A secret review board “had serious questions” for the State Department over a program to undermine or even troll Islamic State’s social media recruitment, proposing that third parties and foreign governments could help the inadequate propaganda effort.
The State Department isn’t allowing the 100-page review, mostly a collection of slides, to be released publicly, but the six experts behind the report “had serious questions about whether the US government should be involved in overt messaging at all,” according to a US official who spoke with the Washington Post.
Made up of employees of Google, Twitter, and other companies located in Silicon Valley, New York, and Texas, the panel was tasked with analyzing the progress of The Center for Strategic Counterterrorism Communications (CSCC), a small outfit under the State Department.
The CSCC, established by Executive Order 13584 in September 2011, runs more than 350 Twitter accounts for State plus others for the Defense Department, Homeland Security Department, and foreign governments as well.
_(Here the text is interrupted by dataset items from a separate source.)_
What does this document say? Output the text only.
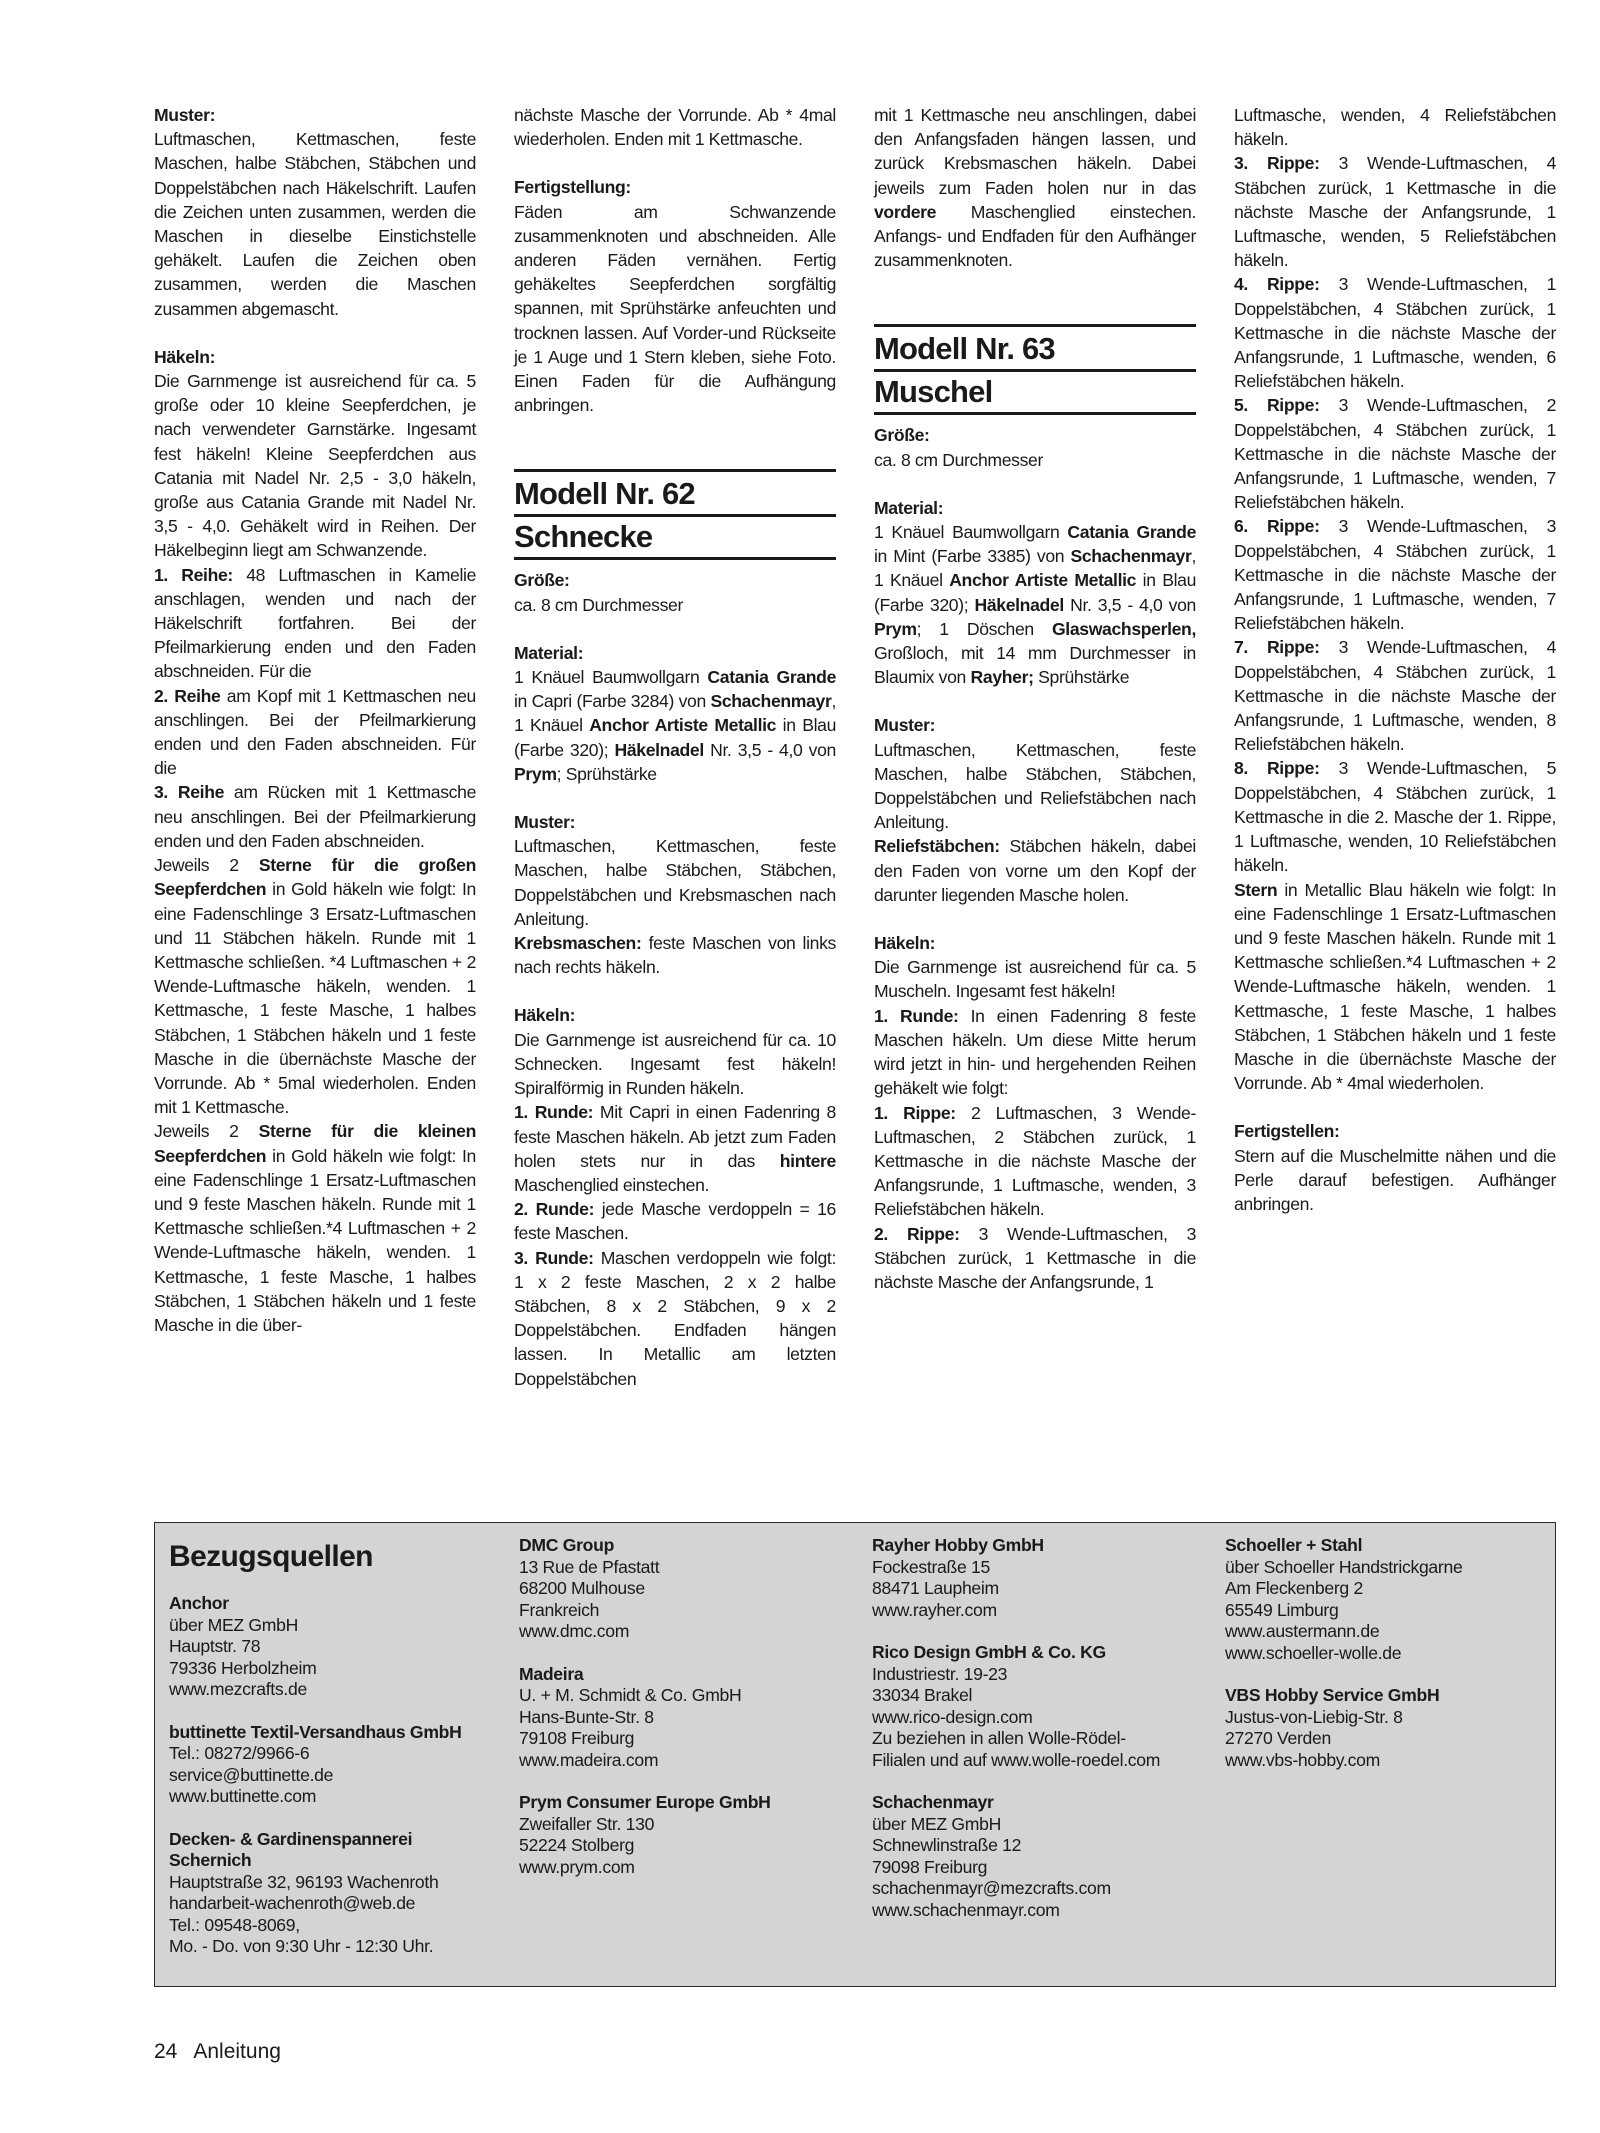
Muster:

Luftmaschen, Kettmaschen, feste Maschen, halbe Stäbchen, Stäbchen und Doppelstäbchen nach Häkelschrift. Laufen die Zeichen unten zusammen, werden die Maschen in dieselbe Einstichstelle gehäkelt. Laufen die Zeichen oben zusammen, werden die Maschen zusammen abgemascht.

Häkeln:

Die Garnmenge ist ausreichend für ca. 5 große oder 10 kleine Seepferdchen, je nach verwendeter Garnstärke. Ingesamt fest häkeln! Kleine Seepferdchen aus Catania mit Nadel Nr. 2,5 - 3,0 häkeln, große aus Catania Grande mit Nadel Nr. 3,5 - 4,0. Gehäkelt wird in Reihen. Der Häkelbeginn liegt am Schwanzende.

1. Reihe: 48 Luftmaschen in Kamelie anschlagen, wenden und nach der Häkelschrift fortfahren. Bei der Pfeilmarkierung enden und den Faden abschneiden. Für die

2. Reihe am Kopf mit 1 Kettmaschen neu anschlingen. Bei der Pfeilmarkierung enden und den Faden abschneiden. Für die

3. Reihe am Rücken mit 1 Kettmasche neu anschlingen. Bei der Pfeilmarkierung enden und den Faden abschneiden.

Jeweils 2 Sterne für die großen Seepferdchen in Gold häkeln wie folgt: In eine Fadenschlinge 3 Ersatz-Luftmaschen und 11 Stäbchen häkeln. Runde mit 1 Kettmasche schließen. *4 Luftmaschen + 2 Wende-Luftmasche häkeln, wenden. 1 Kettmasche, 1 feste Masche, 1 halbes Stäbchen, 1 Stäbchen häkeln und 1 feste Masche in die übernächste Masche der Vorrunde. Ab * 5mal wiederholen. Enden mit 1 Kettmasche.

Jeweils 2 Sterne für die kleinen Seepferdchen in Gold häkeln wie folgt: In eine Fadenschlinge 1 Ersatz-Luftmaschen und 9 feste Maschen häkeln. Runde mit 1 Kettmasche schließen.*4 Luftmaschen + 2 Wende-Luftmasche häkeln, wenden. 1 Kettmasche, 1 feste Masche, 1 halbes Stäbchen, 1 Stäbchen häkeln und 1 feste Masche in die über-

nächste Masche der Vorrunde. Ab * 4mal wiederholen. Enden mit 1 Kettmasche.

Fertigstellung:

Fäden am Schwanzende zusammenknoten und abschneiden. Alle anderen Fäden vernähen. Fertig gehäkeltes Seepferdchen sorgfältig spannen, mit Sprühstärke anfeuchten und trocknen lassen. Auf Vorder-und Rückseite je 1 Auge und 1 Stern kleben, siehe Foto. Einen Faden für die Aufhängung anbringen.

Modell Nr. 62
Schnecke

Größe:

ca. 8 cm Durchmesser

Material:

1 Knäuel Baumwollgarn Catania Grande in Capri (Farbe 3284) von Schachenmayr, 1 Knäuel Anchor Artiste Metallic in Blau (Farbe 320); Häkelnadel Nr. 3,5 - 4,0 von Prym; Sprühstärke

Muster:

Luftmaschen, Kettmaschen, feste Maschen, halbe Stäbchen, Stäbchen, Doppelstäbchen und Krebsmaschen nach Anleitung.

Krebsmaschen: feste Maschen von links nach rechts häkeln.

Häkeln:

Die Garnmenge ist ausreichend für ca. 10 Schnecken. Ingesamt fest häkeln! Spiralförmig in Runden häkeln.

1. Runde: Mit Capri in einen Fadenring 8 feste Maschen häkeln. Ab jetzt zum Faden holen stets nur in das hintere Maschenglied einstechen.

2. Runde: jede Masche verdoppeln = 16 feste Maschen.

3. Runde: Maschen verdoppeln wie folgt: 1 x 2 feste Maschen, 2 x 2 halbe Stäbchen, 8 x 2 Stäbchen, 9 x 2 Doppelstäbchen. Endfaden hängen lassen. In Metallic am letzten Doppelstäbchen

mit 1 Kettmasche neu anschlingen, dabei den Anfangsfaden hängen lassen, und zurück Krebsmaschen häkeln. Dabei jeweils zum Faden holen nur in das vordere Maschenglied einstechen. Anfangs- und Endfaden für den Aufhänger zusammenknoten.

Modell Nr. 63
Muschel

Größe:

ca. 8 cm Durchmesser

Material:

1 Knäuel Baumwollgarn Catania Grande in Mint (Farbe 3385) von Schachenmayr, 1 Knäuel Anchor Artiste Metallic in Blau (Farbe 320); Häkelnadel Nr. 3,5 - 4,0 von Prym; 1 Döschen Glaswachsperlen, Großloch, mit 14 mm Durchmesser in Blaumix von Rayher; Sprühstärke

Muster:

Luftmaschen, Kettmaschen, feste Maschen, halbe Stäbchen, Stäbchen, Doppelstäbchen und Reliefstäbchen nach Anleitung.

Reliefstäbchen: Stäbchen häkeln, dabei den Faden von vorne um den Kopf der darunter liegenden Masche holen.

Häkeln:

Die Garnmenge ist ausreichend für ca. 5 Muscheln. Ingesamt fest häkeln!

1. Runde: In einen Fadenring 8 feste Maschen häkeln. Um diese Mitte herum wird jetzt in hin- und hergehenden Reihen gehäkelt wie folgt:

1. Rippe: 2 Luftmaschen, 3 Wende-Luftmaschen, 2 Stäbchen zurück, 1 Kettmasche in die nächste Masche der Anfangsrunde, 1 Luftmasche, wenden, 3 Reliefstäbchen häkeln.

2. Rippe: 3 Wende-Luftmaschen, 3 Stäbchen zurück, 1 Kettmasche in die nächste Masche der Anfangsrunde, 1

Luftmasche, wenden, 4 Reliefstäbchen häkeln.

3. Rippe: 3 Wende-Luftmaschen, 4 Stäbchen zurück, 1 Kettmasche in die nächste Masche der Anfangsrunde, 1 Luftmasche, wenden, 5 Reliefstäbchen häkeln.

4. Rippe: 3 Wende-Luftmaschen, 1 Doppelstäbchen, 4 Stäbchen zurück, 1 Kettmasche in die nächste Masche der Anfangsrunde, 1 Luftmasche, wenden, 6 Reliefstäbchen häkeln.

5. Rippe: 3 Wende-Luftmaschen, 2 Doppelstäbchen, 4 Stäbchen zurück, 1 Kettmasche in die nächste Masche der Anfangsrunde, 1 Luftmasche, wenden, 7 Reliefstäbchen häkeln.

6. Rippe: 3 Wende-Luftmaschen, 3 Doppelstäbchen, 4 Stäbchen zurück, 1 Kettmasche in die nächste Masche der Anfangsrunde, 1 Luftmasche, wenden, 7 Reliefstäbchen häkeln.

7. Rippe: 3 Wende-Luftmaschen, 4 Doppelstäbchen, 4 Stäbchen zurück, 1 Kettmasche in die nächste Masche der Anfangsrunde, 1 Luftmasche, wenden, 8 Reliefstäbchen häkeln.

8. Rippe: 3 Wende-Luftmaschen, 5 Doppelstäbchen, 4 Stäbchen zurück, 1 Kettmasche in die 2. Masche der 1. Rippe, 1 Luftmasche, wenden, 10 Reliefstäbchen häkeln.

Stern in Metallic Blau häkeln wie folgt: In eine Fadenschlinge 1 Ersatz-Luftmaschen und 9 feste Maschen häkeln. Runde mit 1 Kettmasche schließen.*4 Luftmaschen + 2 Wende-Luftmasche häkeln, wenden. 1 Kettmasche, 1 feste Masche, 1 halbes Stäbchen, 1 Stäbchen häkeln und 1 feste Masche in die übernächste Masche der Vorrunde. Ab * 4mal wiederholen.

Fertigstellen:

Stern auf die Muschelmitte nähen und die Perle darauf befestigen. Aufhänger anbringen.

Bezugsquellen
Anchor
über MEZ GmbH
Hauptstr. 78
79336 Herbolzheim
www.mezcrafts.de
buttinette Textil-Versandhaus GmbH
Tel.: 08272/9966-6
service@buttinette.de
www.buttinette.com
Decken- & Gardinenspannerei Schernich
Hauptstraße 32, 96193 Wachenroth
handarbeit-wachenroth@web.de
Tel.: 09548-8069,
Mo. - Do. von 9:30 Uhr - 12:30 Uhr.
DMC Group
13 Rue de Pfastatt
68200 Mulhouse
Frankreich
www.dmc.com
Madeira
U. + M. Schmidt & Co. GmbH
Hans-Bunte-Str. 8
79108 Freiburg
www.madeira.com
Prym Consumer Europe GmbH
Zweifaller Str. 130
52224 Stolberg
www.prym.com
Rayher Hobby GmbH
Fockestraße 15
88471 Laupheim
www.rayher.com
Rico Design GmbH & Co. KG
Industriestr. 19-23
33034 Brakel
www.rico-design.com
Zu beziehen in allen Wolle-Rödel-
Filialen und auf www.wolle-roedel.com
Schachenmayr
über MEZ GmbH
Schnewlinstraße 12
79098 Freiburg
schachenmayr@mezcrafts.com
www.schachenmayr.com
Schoeller + Stahl
über Schoeller Handstrickgarne
Am Fleckenberg 2
65549 Limburg
www.austermann.de
www.schoeller-wolle.de
VBS Hobby Service GmbH
Justus-von-Liebig-Str. 8
27270 Verden
www.vbs-hobby.com
24 Anleitung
It is also active on Facebook and other platforms, with the goal of throwing a wrench into the gears of Islamic State’s recruitment machine.
With an annual budget of about $5 million, a piddly amount in government terms, CSCC officials can’t point to much success thus far in competing with Islamic State (IS, formerly ISIS/ISIL), which averages 90,000 messages and replies on social media every day.
One CSCC video production called “Welcome to ISIS Land” looks and sounds like a cheap knockoff of an Islamic State recruitment video, sarcastically mocking the terrorist caliphate and ending with the slogan, “Think again. Turn away,” next to the official seal of the State Department. It contains graphic images.
The expert panel advised strongly against employing this type of overt propaganda, recommending the use of people who have escaped Islamic State as well as Middle Eastern allies to carry anti-IS messages instead. One way to do this would be a panel-approved idea to send ideological “SWAT” teams out to ward off radicalization in European or other hot spots.
Those kinds of missions would be managed by a newly-created Information Coordination Cell, a group of 30 intelligence officers, military analysts, and others specialists. Combined with the CSCC, the entire operation would include 80 people.
CSCC “is in disarray,” Will McCants, director of the Project on US Relations with the Islamic World at the Brookings Institution, told the Post. “Morale is low, and they’re not getting any clarity from the top about what they’re supposed to be doing.”
The panel’s report came as the director of CSCC stepped down. Rashad Hussain, an adviser to President Barack Obama and his special envoy to the Organization of Islamic Cooperation, left the position after barely six months to return to the Justice Department. The director before Hussain was Alberto M. Fernandez, now vice president of the Middle East Media Research Institute, who led CSCC from March 2012 to February 2015.
No new director has been appointed yet, so although the panel’s review outlined some new tactics, how they will be received by the new leadership or exactly what kind of strategy would be used to implement them remains to be seen.
“We’re getting beaten on volume, so the only way to compete is by aggregating, curating and amplifying existing content,” is what Richard A. Stengel, undersecretary of state for Public Diplomacy and Public Affairs, told the New York Times in February.
However, in an interview with the Post this week, Stengel said Islamic State learns “from their mistakes. They change and adapt to the digital battlefield,” stressing that the CSCC “has to be equally creative and innovative.”